CarperAI / Code-Pile

This repository contains all the code for collecting large scale amounts of code from GitHub.
MIT License
105 stars 29 forks source link

Add LeetCode #38

Closed faraday closed 1 year ago

faraday commented 2 years ago

Addressing: https://github.com/CarperAI/Code-Pile/issues/7 https://github.com/CarperAI/Code-Pile/issues/8

Statistics about the LeetCode data:

Snapshot date (until): 2022-09-26 Questions: 2421 records (7.8 MB as JSONL, 1.2 MB bzipped) Discussion topics (pseudo-solutions): 2351568 records (3.2 GB as JSONL, 405 MB bzipped) Comments: 525802 records(430 MB as JSONL, 46 MB bzipped) Comment replies: 293361 records (222 MB as JSONL, 26 MB bzipped)

faraday commented 2 years ago

I'll add a commit to represent in lm_dataformat

PhungVanDuy commented 2 years ago

@faraday can you add me into your repo? I will modify URL to S3 urls

faraday commented 2 years ago

@PhungVanDuy I just added you. Thanks

PhungVanDuy commented 2 years ago

Thank you so much, please update the code if have any new updates. We going to review PRs and merge soon. Thank you so much :)
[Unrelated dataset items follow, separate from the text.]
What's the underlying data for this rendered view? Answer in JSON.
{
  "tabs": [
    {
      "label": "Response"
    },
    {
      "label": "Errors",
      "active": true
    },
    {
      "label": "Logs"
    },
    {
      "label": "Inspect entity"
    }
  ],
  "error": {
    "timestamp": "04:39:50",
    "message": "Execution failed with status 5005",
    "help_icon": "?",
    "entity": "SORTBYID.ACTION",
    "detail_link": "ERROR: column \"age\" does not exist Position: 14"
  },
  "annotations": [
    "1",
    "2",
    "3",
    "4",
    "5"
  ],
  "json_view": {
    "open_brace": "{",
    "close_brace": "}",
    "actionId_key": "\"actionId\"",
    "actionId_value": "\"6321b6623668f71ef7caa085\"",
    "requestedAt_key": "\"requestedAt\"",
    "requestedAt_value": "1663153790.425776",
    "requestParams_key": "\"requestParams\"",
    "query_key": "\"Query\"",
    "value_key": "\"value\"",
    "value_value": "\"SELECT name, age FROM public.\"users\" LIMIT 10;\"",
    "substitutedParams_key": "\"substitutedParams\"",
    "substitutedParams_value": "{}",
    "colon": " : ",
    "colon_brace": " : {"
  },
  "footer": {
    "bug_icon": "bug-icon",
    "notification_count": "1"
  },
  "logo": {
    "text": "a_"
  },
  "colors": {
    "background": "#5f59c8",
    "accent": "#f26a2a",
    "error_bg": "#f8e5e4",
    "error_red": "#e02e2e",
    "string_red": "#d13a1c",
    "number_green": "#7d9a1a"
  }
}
ncoop57 commented 2 years ago

@faraday can you enable me to make changes by checking this off please? https://github.blog/2016-09-07-improving-collaboration-with-forks/

ncoop57 commented 2 years ago

So far, it looks great!

faraday commented 2 years ago

@ncoop57 I just added you to my fork (I read the article and thought you needed me to add you).

ncoop57 commented 1 year ago

Thanks so much @faraday !